Im Wu-Stil Taijiquan wird deswegen immer wieder der Vorrang des weichen Neutralisierens betont. Aber dieser wichtige Grundsatz wird von den Schülern gerne ignoriert. Dagegen wird oft mit großer Freude gegen den Anderen drückt. Das ist eine wesentliche Ursache, durch die der Fortschritt behindert wird. Tatsächlich kommt zuerst das Neutralisieren, dann das Abgeben, denn das Neutralisieren ist die Voraussetzung dafür. Am besten ist es, nur zu Neutralisieren. Man muss danach nicht abgeben. Neutralisieren und loslassen ist oft besser, als selbst loszuschlagen, denn beim Abgeben offenbart man zu leicht die eigene Kraft. 


Selbst auf Dauer sind alte Gewohnheiten nur schwer zu ändern. Kunstfertigkeit im Taijiquan ist nicht leicht zu erreichen. Um es selbst ein wenig zu beherrschen, braucht es tiefgehender Erfahrung und Praxis. Für das Üben von Leichtigkeit ist ein wichtiger Schlüssel, dass man beim Üben ständig auf „Benutze die Vorstellungskraft und nicht die körperliche Kraft“ achtet. Ob bei der Form oder beim Pushhands, man muss sein Bestes tun, um die Vorstellungskraft führen zu lassen.

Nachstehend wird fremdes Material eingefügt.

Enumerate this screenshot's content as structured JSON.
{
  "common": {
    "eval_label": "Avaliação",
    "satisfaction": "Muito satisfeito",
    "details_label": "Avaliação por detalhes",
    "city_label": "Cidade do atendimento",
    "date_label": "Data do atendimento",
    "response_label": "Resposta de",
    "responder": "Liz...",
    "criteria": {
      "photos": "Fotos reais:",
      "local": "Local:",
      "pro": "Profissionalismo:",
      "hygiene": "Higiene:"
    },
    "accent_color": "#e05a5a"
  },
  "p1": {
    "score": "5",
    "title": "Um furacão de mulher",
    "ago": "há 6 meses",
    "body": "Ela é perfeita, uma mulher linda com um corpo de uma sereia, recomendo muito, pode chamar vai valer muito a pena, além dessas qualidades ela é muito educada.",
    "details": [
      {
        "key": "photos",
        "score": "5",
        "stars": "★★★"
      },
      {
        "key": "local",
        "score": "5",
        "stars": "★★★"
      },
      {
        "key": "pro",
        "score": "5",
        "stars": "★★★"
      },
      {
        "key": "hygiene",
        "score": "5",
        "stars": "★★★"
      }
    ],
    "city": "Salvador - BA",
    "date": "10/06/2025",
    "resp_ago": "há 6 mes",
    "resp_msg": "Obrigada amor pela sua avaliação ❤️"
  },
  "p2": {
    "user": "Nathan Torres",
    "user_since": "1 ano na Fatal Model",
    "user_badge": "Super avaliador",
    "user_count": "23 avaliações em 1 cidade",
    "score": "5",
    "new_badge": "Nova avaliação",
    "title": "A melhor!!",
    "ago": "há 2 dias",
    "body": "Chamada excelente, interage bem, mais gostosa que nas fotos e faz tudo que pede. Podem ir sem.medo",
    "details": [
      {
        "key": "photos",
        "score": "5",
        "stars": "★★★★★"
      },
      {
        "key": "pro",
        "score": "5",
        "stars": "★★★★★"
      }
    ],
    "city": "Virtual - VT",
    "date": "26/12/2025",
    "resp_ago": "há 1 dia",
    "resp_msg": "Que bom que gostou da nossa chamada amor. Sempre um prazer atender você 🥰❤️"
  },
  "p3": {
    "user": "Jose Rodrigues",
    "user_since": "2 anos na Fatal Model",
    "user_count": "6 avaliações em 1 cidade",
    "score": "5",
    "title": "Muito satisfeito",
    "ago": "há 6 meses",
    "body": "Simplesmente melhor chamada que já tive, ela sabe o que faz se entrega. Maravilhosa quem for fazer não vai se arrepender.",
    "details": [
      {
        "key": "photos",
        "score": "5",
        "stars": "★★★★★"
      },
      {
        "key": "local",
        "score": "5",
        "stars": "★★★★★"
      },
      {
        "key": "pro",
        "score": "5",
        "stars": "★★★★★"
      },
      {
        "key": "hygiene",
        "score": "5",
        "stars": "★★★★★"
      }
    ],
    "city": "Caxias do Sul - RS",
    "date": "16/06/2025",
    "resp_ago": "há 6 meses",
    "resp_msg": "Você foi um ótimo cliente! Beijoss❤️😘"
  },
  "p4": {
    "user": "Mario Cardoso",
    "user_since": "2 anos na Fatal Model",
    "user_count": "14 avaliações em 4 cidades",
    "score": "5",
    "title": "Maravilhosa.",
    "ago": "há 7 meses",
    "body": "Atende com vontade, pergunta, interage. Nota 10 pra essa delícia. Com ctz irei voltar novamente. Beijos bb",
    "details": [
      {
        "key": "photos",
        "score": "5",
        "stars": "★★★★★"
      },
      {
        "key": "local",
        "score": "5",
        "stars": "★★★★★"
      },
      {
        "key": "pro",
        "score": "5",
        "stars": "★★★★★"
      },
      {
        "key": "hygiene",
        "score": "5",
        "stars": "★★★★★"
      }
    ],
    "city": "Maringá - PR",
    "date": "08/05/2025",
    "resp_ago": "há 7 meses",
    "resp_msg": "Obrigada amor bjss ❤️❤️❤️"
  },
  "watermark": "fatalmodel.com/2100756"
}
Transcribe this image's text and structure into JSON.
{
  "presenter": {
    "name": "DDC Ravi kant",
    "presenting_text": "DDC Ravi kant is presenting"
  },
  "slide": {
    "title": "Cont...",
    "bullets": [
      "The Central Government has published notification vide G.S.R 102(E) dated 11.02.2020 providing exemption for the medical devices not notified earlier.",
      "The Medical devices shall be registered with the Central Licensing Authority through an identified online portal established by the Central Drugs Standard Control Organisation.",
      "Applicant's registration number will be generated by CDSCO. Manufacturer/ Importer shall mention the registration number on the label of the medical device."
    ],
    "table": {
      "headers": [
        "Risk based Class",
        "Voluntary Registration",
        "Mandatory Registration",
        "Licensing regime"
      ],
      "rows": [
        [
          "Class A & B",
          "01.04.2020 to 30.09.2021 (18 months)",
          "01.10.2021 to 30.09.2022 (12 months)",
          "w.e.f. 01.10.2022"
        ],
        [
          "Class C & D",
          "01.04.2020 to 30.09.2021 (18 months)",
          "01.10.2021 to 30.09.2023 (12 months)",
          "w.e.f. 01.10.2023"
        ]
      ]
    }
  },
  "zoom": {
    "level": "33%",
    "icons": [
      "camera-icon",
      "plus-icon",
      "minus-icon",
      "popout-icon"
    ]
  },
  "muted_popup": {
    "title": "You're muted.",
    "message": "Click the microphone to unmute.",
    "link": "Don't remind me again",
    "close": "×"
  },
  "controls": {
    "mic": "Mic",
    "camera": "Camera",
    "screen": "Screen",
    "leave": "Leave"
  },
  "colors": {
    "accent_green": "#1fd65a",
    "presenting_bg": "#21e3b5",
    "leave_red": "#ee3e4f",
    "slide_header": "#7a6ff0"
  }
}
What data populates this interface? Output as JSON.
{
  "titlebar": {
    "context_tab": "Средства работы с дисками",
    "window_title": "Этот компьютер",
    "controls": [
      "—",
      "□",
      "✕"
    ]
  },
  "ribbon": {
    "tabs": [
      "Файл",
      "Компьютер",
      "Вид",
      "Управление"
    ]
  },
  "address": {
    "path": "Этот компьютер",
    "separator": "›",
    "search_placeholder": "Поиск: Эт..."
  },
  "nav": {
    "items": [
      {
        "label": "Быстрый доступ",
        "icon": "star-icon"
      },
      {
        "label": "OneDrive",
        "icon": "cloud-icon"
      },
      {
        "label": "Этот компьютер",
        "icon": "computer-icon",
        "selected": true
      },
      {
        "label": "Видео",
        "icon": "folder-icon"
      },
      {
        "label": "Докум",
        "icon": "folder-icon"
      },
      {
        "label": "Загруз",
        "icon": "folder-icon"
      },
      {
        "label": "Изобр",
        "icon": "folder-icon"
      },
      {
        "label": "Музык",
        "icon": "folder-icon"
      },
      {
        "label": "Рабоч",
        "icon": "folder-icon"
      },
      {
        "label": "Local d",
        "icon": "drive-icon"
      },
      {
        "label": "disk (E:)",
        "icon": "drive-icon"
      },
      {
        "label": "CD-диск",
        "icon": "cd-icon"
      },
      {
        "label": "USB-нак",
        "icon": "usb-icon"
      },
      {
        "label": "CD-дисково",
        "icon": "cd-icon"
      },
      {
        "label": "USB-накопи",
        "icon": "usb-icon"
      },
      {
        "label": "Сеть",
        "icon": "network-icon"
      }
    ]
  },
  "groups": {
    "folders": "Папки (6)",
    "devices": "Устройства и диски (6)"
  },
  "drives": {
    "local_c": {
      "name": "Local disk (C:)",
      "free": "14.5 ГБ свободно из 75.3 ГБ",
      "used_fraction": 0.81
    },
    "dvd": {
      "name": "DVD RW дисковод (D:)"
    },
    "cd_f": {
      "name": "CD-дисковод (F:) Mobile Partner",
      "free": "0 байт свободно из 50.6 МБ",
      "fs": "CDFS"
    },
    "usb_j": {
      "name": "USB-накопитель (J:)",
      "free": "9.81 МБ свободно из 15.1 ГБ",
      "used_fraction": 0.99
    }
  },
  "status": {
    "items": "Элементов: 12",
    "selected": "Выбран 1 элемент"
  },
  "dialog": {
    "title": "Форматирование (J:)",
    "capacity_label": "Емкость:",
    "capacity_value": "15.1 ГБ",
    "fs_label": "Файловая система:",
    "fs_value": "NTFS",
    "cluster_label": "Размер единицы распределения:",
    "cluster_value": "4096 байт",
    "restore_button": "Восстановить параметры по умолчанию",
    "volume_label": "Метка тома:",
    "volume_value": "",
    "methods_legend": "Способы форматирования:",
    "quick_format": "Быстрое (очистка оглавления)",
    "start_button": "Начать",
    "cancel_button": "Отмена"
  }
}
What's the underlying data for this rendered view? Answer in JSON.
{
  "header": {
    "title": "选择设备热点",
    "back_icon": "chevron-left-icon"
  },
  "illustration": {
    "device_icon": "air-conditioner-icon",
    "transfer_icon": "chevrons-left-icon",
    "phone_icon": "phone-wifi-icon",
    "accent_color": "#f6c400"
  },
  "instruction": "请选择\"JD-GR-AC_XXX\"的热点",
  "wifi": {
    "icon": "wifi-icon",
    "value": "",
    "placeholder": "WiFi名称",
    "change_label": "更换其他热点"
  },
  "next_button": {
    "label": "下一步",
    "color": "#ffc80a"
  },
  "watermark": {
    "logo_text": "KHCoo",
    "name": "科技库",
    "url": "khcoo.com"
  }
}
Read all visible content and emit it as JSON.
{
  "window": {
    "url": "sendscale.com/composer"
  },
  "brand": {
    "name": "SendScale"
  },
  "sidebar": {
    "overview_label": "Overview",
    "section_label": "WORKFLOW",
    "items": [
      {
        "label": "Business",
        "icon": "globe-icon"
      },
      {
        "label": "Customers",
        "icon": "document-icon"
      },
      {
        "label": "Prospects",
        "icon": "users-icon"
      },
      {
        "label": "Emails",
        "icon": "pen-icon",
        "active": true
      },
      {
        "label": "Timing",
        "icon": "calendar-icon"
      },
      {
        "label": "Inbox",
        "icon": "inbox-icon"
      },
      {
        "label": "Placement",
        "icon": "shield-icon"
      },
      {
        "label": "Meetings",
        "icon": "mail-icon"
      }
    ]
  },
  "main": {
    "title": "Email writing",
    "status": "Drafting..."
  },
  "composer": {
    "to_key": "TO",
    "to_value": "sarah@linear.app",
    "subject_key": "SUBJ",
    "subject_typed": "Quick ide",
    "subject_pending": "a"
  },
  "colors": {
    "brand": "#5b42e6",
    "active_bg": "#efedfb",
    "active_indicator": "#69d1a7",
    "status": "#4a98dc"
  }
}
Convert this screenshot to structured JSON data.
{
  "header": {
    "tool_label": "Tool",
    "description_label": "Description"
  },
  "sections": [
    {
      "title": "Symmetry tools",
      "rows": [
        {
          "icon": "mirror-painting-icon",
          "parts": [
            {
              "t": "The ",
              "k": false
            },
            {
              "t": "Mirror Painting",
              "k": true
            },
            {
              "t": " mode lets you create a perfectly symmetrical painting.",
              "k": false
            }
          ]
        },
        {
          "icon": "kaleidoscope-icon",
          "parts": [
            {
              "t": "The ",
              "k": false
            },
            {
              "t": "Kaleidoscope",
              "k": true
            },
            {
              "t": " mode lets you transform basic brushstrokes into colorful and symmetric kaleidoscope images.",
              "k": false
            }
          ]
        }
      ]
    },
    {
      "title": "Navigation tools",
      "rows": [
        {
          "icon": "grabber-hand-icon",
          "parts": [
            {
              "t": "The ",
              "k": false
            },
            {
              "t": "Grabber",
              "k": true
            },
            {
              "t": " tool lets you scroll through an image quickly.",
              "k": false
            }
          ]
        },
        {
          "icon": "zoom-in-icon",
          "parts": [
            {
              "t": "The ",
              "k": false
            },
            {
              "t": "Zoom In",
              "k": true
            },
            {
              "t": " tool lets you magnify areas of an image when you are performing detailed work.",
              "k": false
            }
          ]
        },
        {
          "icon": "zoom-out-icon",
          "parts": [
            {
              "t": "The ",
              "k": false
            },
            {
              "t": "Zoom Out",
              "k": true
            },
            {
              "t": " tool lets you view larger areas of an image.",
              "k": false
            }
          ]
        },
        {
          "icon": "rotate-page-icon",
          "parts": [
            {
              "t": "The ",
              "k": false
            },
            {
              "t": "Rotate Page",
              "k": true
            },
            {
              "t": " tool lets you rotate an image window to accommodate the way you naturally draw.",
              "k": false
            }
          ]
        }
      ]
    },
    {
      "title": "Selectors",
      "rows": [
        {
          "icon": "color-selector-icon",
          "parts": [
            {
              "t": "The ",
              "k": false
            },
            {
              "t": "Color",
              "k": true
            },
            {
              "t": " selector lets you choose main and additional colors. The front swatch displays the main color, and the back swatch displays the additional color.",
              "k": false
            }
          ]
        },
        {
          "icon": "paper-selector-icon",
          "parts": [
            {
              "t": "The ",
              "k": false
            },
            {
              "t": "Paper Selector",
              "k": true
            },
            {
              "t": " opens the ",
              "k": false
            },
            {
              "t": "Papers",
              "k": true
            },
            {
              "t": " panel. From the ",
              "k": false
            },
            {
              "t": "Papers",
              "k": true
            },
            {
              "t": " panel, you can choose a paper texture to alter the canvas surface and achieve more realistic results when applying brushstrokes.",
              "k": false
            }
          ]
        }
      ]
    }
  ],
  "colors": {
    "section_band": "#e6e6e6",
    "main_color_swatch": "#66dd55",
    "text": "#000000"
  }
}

Weil die Leichtigkeit etwas ist, gibt es in der Leichtigkeit auch Substanz. Sie ist bestimmt nicht ohne jedes sein, sowie ein Stein, der im Meer versinkt, ohne Schatten, ohne Spur. Es ist, wie wenn man z.B. pengjin [elastische jin-Kraft] ausführt. Man muss kurz etwas sinken und so die Kraft des Anderen hervortreten lassen. Dann setzt man die ganze jin-Kraft ein und bewegt sich ein wenig in Richtung der kommenden Kraft. So kann man den Anderen kontrollieren und den Zustand „Auch wenn man extrem belastet wird, ist das gleiten nicht schwer“ erreichen. Pengjin ist eine Methode, die Kraft des Anderen auszukundschaften. Damit ist es auch jin-Kraft fühlen (tingjin), eine jin-Kraft, die man auch beachten muss.


Der entscheidende Punkt ist, dass man in der Leichtigkeit auch Voll (shi) und Leer (xu) findet. Voll und Leer sind der Kern des Taijiquan. Dies bezüglich sind „kleben, verbinden, anhaften und folgen“ auch einfach eine Anwendung des Wandels von Voll und Leer. Zusammenfassend kann man sagen, dass die Leichtigkeit ein wichtiger Bestandteil des Taijiquan und damit ein Ausdruck seines Könnens ist. 


Das oben gesagte habe ich ein wenig in der Praxis erfahren, aber ich schäme mich tief, denn ich bin nicht immer den Unterweisungen und Forderungen meines Lehrers gefolgt. Daher war dies auch kein richtiges Training und so kann die Theorie kaum Früchte tragen. Die Bedeutung der Leichtigkeit habe ich letztlich nur unzureichend verstanden. Ich wünsche und bitte daher alle Freunde des Taijiquan um Unterweisung und Korrektur.